The most memorable moments are the ones I have had after reading the book, thinking back on the ideas, contemplating it, digesting it.
soo many descriptions of stupid things. Subway cars in Toronto.Buttons on a gadget. Recaps of Casablanca. If you edited out all the extra crap and added some characterisation, say, it would have been an interesting story. As it is I'm within an hour of finishing and don't even care how it ends.
"Great book, awful narration"
I am about half way through the audio of this book and I am thoroughly enjoying the plot. Quite different from the tv series but that's ok for me.
My only complaint is the narration - I find it quite hard to believe in any of the characters as all their accents are the same, regardless of nationality - the New Zealand accent is particularly amusing! I would rather the narrator didnt try to put on different voices for each character if he is going to do it badly.
For me, this really lets the audiobook down which is disappointing as I'm quite fascinated with the subject matter.
First of all - if you are expecting a book of the TV series - forget it. This book was so much better than the TV series which was based (very very loosely) on it.
Robert J Sawyer is a real old fashioned intelligent science fiction writer, the kind that gives your brain a real work out. The information about the real places such as the Large Hadron Collider is woven into the story extremely well giving it depth and believability. The fiction elements are blended in so skillfully that you really have to stop and think about where the science stops and the fiction begins.

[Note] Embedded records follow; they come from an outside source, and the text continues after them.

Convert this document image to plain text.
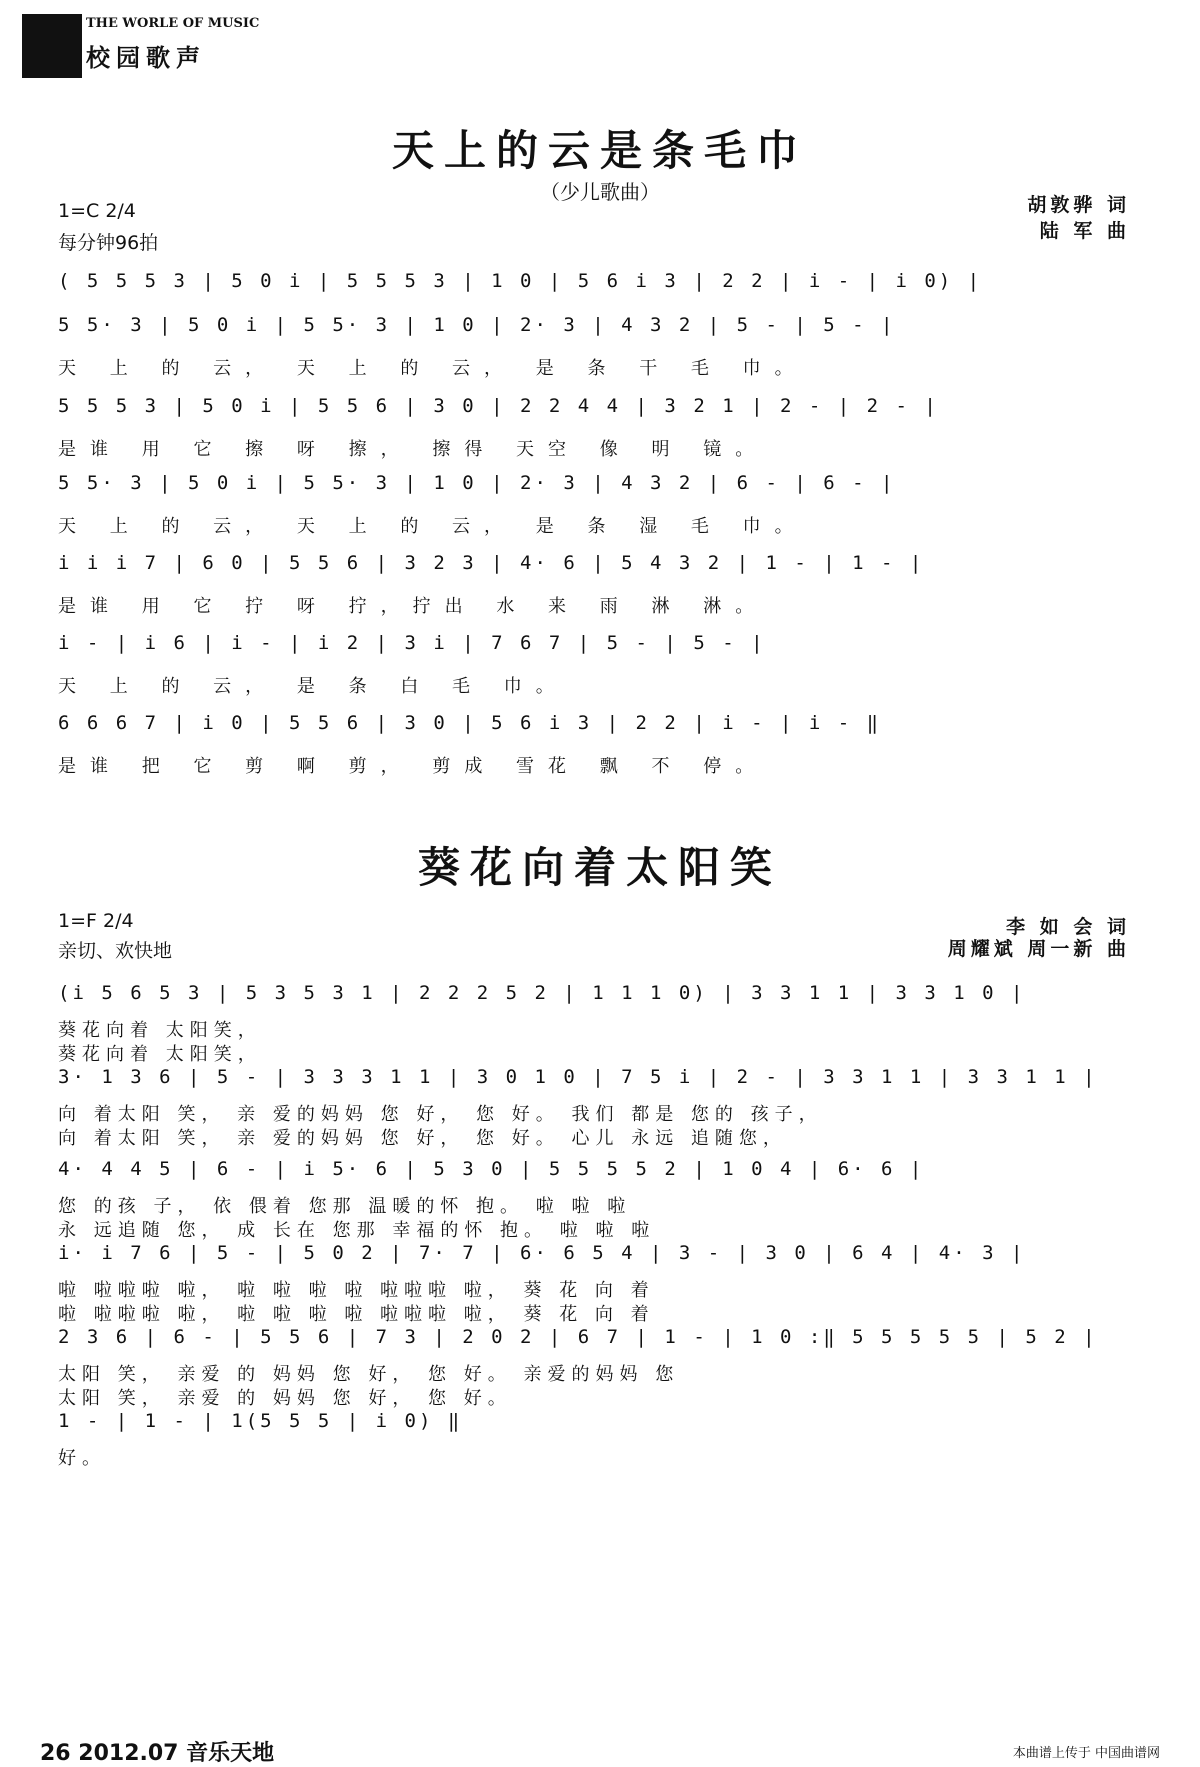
THE WORLE OF MUSIC
校园歌声
天上的云是条毛巾
（少儿歌曲）
1=C 2/4
每分钟96拍
胡敦骅 词
陆 军 曲
( 5 5 5 3 | 5 0 i | 5 5 5 3 | 1 0 | 5 6 i 3 | 2 2 | i - | i 0) |
5 5· 3 | 5 0 i | 5 5· 3 | 1 0 | 2· 3 | 4 3 2 | 5 - | 5 - |
天 上 的 云， 天 上 的 云， 是 条 干 毛 巾。
5 5 5 3 | 5 0 i | 5 5 6 | 3 0 | 2 2 4 4 | 3 2 1 | 2 - | 2 - |
是谁 用 它 擦 呀 擦， 擦得 天空 像 明 镜。
5 5· 3 | 5 0 i | 5 5· 3 | 1 0 | 2· 3 | 4 3 2 | 6 - | 6 - |
天 上 的 云， 天 上 的 云， 是 条 湿 毛 巾。
i i i 7 | 6 0 | 5 5 6 | 3 2 3 | 4· 6 | 5 4 3 2 | 1 - | 1 - |
是谁 用 它 拧 呀 拧，拧出 水 来 雨 淋 淋。
i - | i 6 | i - | i 2 | 3 i | 7 6 7 | 5 - | 5 - |
天 上 的 云， 是 条 白 毛 巾。
6 6 6 7 | i 0 | 5 5 6 | 3 0 | 5 6 i 3 | 2 2 | i - | i - ‖
是谁 把 它 剪 啊 剪， 剪成 雪花 飘 不 停。
葵花向着太阳笑
1=F 2/4
亲切、欢快地
李 如 会 词
周耀斌 周一新 曲
(i 5 6 5 3 | 5 3 5 3 1 | 2 2 2 5 2 | 1 1 1 0) | 3 3 1 1 | 3 3 1 0 |
葵花向着 太阳笑，
葵花向着 太阳笑，
3· 1 3 6 | 5 - | 3 3 3 1 1 | 3 0 1 0 | 7 5 i | 2 - | 3 3 1 1 | 3 3 1 1 |
向 着太阳 笑， 亲 爱的妈妈 您 好， 您 好。 我们 都是 您的 孩子，
向 着太阳 笑， 亲 爱的妈妈 您 好， 您 好。 心儿 永远 追随您，
4· 4 4 5 | 6 - | i 5· 6 | 5 3 0 | 5 5 5 5 2 | 1 0 4 | 6· 6 |
您 的孩 子， 依 偎着 您那 温暖的怀 抱。 啦 啦 啦
永 远追随 您， 成 长在 您那 幸福的怀 抱。 啦 啦 啦
i· i 7 6 | 5 - | 5 0 2 | 7· 7 | 6· 6 5 4 | 3 - | 3 0 | 6 4 | 4· 3 |
啦 啦啦啦 啦， 啦 啦 啦 啦 啦啦啦 啦， 葵 花 向 着
啦 啦啦啦 啦， 啦 啦 啦 啦 啦啦啦 啦， 葵 花 向 着
2 3 6 | 6 - | 5 5 6 | 7 3 | 2 0 2 | 6 7 | 1 - | 1 0 :‖ 5 5 5 5 5 | 5 2 |
太阳 笑， 亲爱 的 妈妈 您 好， 您 好。 亲爱的妈妈 您
太阳 笑， 亲爱 的 妈妈 您 好， 您 好。
1 - | 1 - | 1(5 5 5 | i 0) ‖
好。
26 2012.07 音乐天地	本曲谱上传于 中国曲谱网
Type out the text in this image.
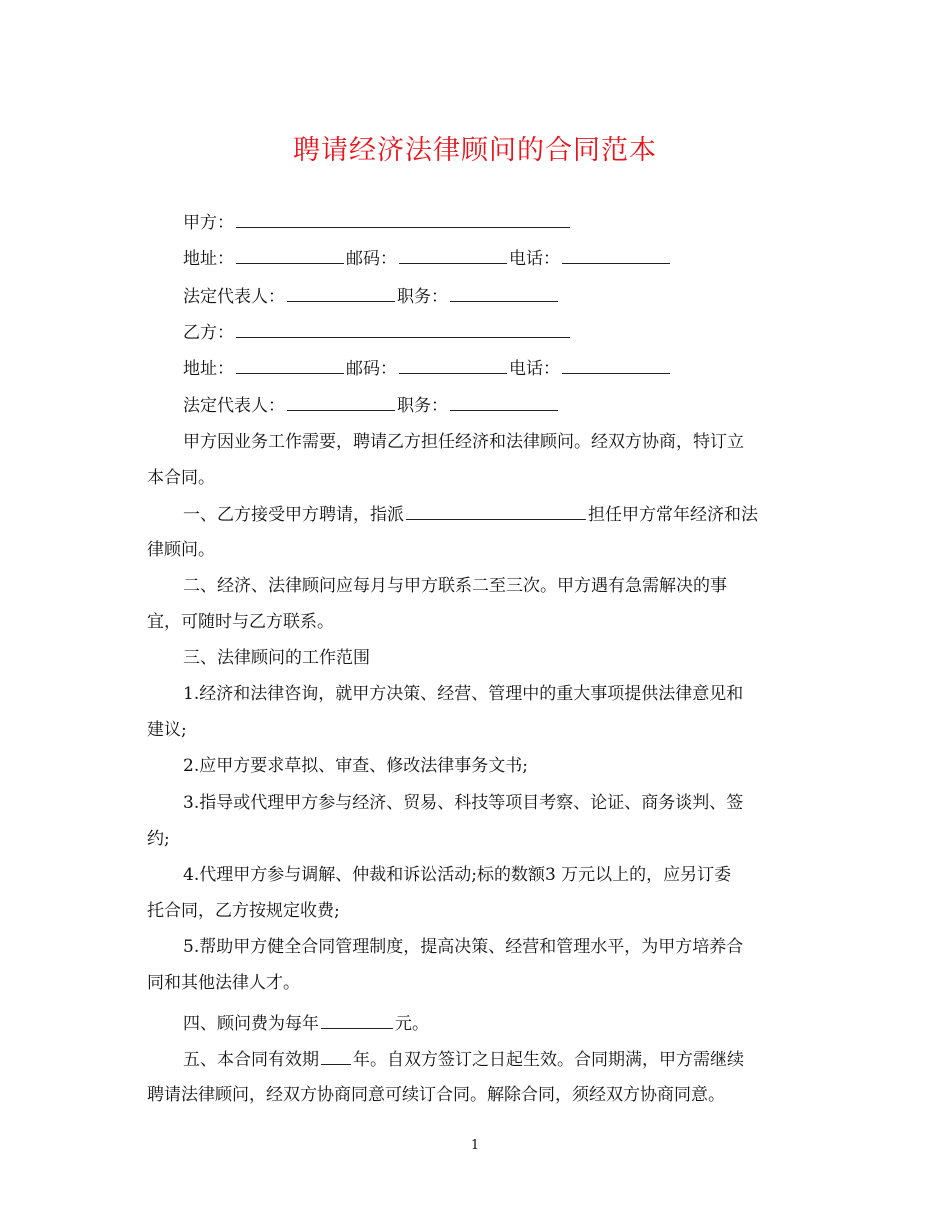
聘请经济法律顾问的合同范本
甲方：
地址：	邮码：	电话：
法定代表人：	职务：
乙方：
地址：	邮码：	电话：
法定代表人：	职务：
甲方因业务工作需要，聘请乙方担任经济和法律顾问。经双方协商，特订立
本合同。
一、乙方接受甲方聘请，指派	担任甲方常年经济和法
律顾问。
二、经济、法律顾问应每月与甲方联系二至三次。甲方遇有急需解决的事
宜，可随时与乙方联系。
三、法律顾问的工作范围
1.经济和法律咨询，就甲方决策、经营、管理中的重大事项提供法律意见和
建议;
2.应甲方要求草拟、审查、修改法律事务文书;
3.指导或代理甲方参与经济、贸易、科技等项目考察、论证、商务谈判、签
约;
4.代理甲方参与调解、仲裁和诉讼活动;标的数额3 万元以上的，应另订委
托合同，乙方按规定收费;
5.帮助甲方健全合同管理制度，提高决策、经营和管理水平，为甲方培养合
同和其他法律人才。
四、顾问费为每年	元。
五、本合同有效期 年。自双方签订之日起生效。合同期满，甲方需继续
聘请法律顾问，经双方协商同意可续订合同。解除合同，须经双方协商同意。
1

The book works on many levels, once the reader has been introduced to the idea of a 'flash forward' glimpse of the future then the real questions start and they come thick and fast. What impact would it have to know in advance that in 20 years you would or would not be famous? How do we know whether the future is fixed and does free will really mean anything? What about the millions of people killed by the event and how do the authorities cope? How do you prove what causd the phenomenon without killing millions more people in the process?
Add to the mix a murder mystery where the crime won't take place for twenty one years and you have a classic sci-fi tale up there with the likes of I-Robot and Foundation. I can't help but think that this would have made a fantastic movie if handled correctly rather than the seriously dumbed down TV series.
As an audio book, the production was great, the narration was excellent and I was hooked from start to finish. More like this please....
Really not worth the trouble - wooden characters with stilted dialogue, lumpen plot and a smattering of futurology: "Windows 9", hovercars and big televisions anyone?
The TV series shares little more than the title. This is probably a good thing as the book lacks all the excitement found in the dramatization.
This is a beautifully written and thought-provoking book which is well read by the narrator. It raises the fascinating questions of how life would change if you could see 20-years into the future, how much that vision would dictate what actually happened in the future and whether or not the future is pre-determined. This is a great read and much better than the TV series.
Decided to see how this compared with the television series and you can see where the TV series gets it's ideas but other then that theres not much link. As with another reviewer I felt the TV series has more drama however this is a very good book and parts 1 and 2 are well written, interesting and make you want to listen to more. However - the ending is dreadful and a major let down and rather ruins the rest of the book. The first 2 parts on their own would have had a rating of 4/5 but the final part is a 1!